In August 1939, Dejoie was accused of conspiracy to murder his nephew Prudhomme John Earl Dejoie, in an incident that became known as the "Dejoie Affair". C.C. Dejoie was subsequently cleared of the allegation, while a friend and Unity Life employee Henry Wilcox was convicted. Late in the Great Depression, Dejoie sold his interests in Unity Life.
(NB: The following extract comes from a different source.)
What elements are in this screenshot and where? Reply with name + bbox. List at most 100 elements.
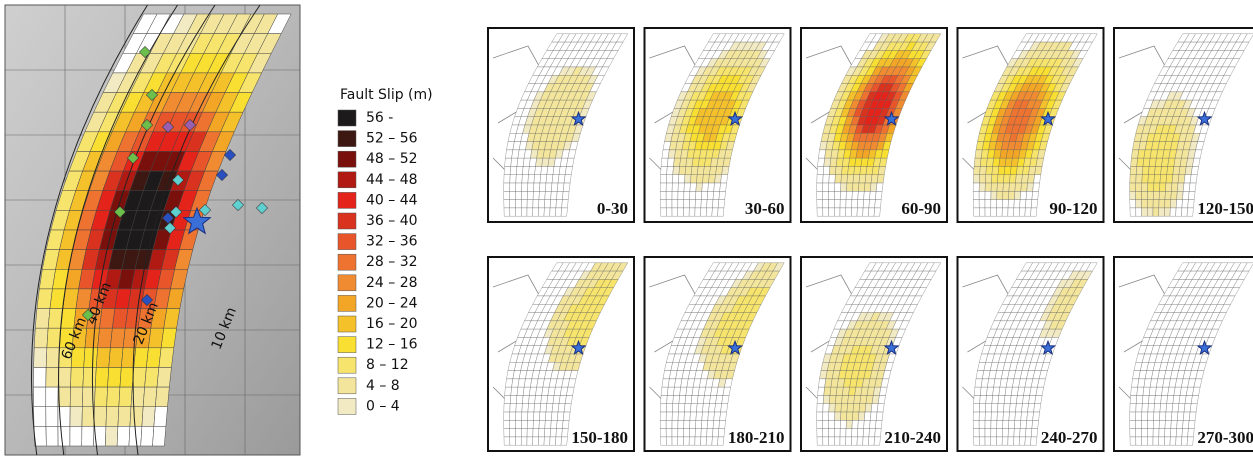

With former New Orleans public school teacher O.C.W. Taylor, Dejoie founded The Louisiana Weekly newspaper in 1925. The intent of the newspaper was to provide an outlet and a voice for the African-American community, a serious need in the Jim Crow South of the time. Dejoie and Taylor provided $2000 for initial financing, and they established its offices at the corner of Gravier St. and Saratoga St. (now Loyola Ave.) at the black-owned Pythian Temple Building. Its first publication was on September 19, 1925, published under the name The New Orleans Herald. However, it was renamed The Louisiana Weekly less than one month later. Taylor left The Louisiana Weekly after one year, leaving management of the enterprise entirely to Dejoie. In the early years of the publication, Dejoie made use of his business associates to sell the newspaper and to gather information for publication.

Dejoie died in 1970.

== Personal life ==
Dejoie married Vivian Baxter in 1914 with whom he subsequently had three children, Constant Charles Jr., Vivian (Mrs. John V. Roussell) and Henry Baxter. Dejoie's descendants, including Renette Dejoie-Hall, continued to serve in editorial capacities of The Louisiana Weekly at least until 2014.